Breaking the Pledge: Why is the LSE yet to Divest?

Why has the LSE broken its pledge on divestment?

The recent decision by Kings to fully divest from fossil fuels and armaments by 2022 has once again raised the issue of divestment within the zeitgeist of London students, and highlighted the stagnation of progress on the issue here at LSE. Despite the deeply alarming conclusions of climate scientists, amongst them the venerable Lord Stern and the Grantham institute both based at the school, LSE has failed to lend itself either to the movement, or its principles.

Divestment is mobilisation around the  aim of ending investment in fossil fuels and other destructive industries. So far $2.3trn have been divested from the fossil fuel industry. LSE positions itself at the forefront of social justice issues, and yet in its divestment avoidance is failing to support the abandonment of investments in processes that will lead to the destruction of the entire planet.

The school, in fact, already pledged in November 2015 to divest from tobacco, armaments, tar sands and coal, in a statement that read “The School will seek to progressively reduce its investment in funds which indirectly place its endowment in companies significantly engaged in the extraction of thermal coal and tar sands.” Yet, more than a year later, evidence provided by LSE indicates that the school is still heavily invested in these industries. Information obtained through FOI requests shows that LSE’s funds are invested in companies such as Exxon Mobil, Imperial Oil and BP, which all mine tar sands, as well as BNP and Rio Tinto which mine coal. Further examination of JP Morgan Investment holdings showed investments in BP and Shell. Despite widescale consensus on the damaging effects of both tar sands and coal, the school has exhibited no sense of urgency. And despite frequent meetings of both the investment and ethics committee, and persistent accompanying pressure by students at said meetings, the school is dragging its feet with no clear signs of a severance as yet.

Whilst clearly committing to dropping arms investments is welcome news, the divorce from environmental responsibility is deeply worrying. If a university which has publicly committed to a moderate programme of divestment, and that publishes information corroborating the necessity of doing so is not delivering, the hope of halting the impending apocalypse seems fleeting.
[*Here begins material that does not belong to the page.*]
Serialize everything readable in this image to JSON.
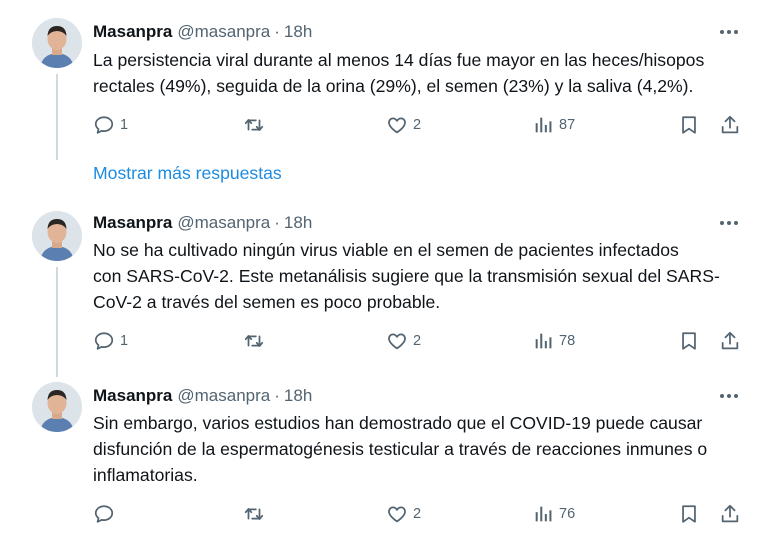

Though the endowment of the school might remain in relative terms, a “small figure”, the symbolic ramifications of divestment would be exponential. By refusing even to publicly support the notion of divestment, the school is hindering a process which is necessary to salvaging our collective future.

Once more the opportunity to manifest the conclusions of its own academic research has been passed up by the school. Perhaps even more damningly the school, through its failure to commit to its pledges and absence of transparency is failing in its democratic commitments, and obscuring its social role.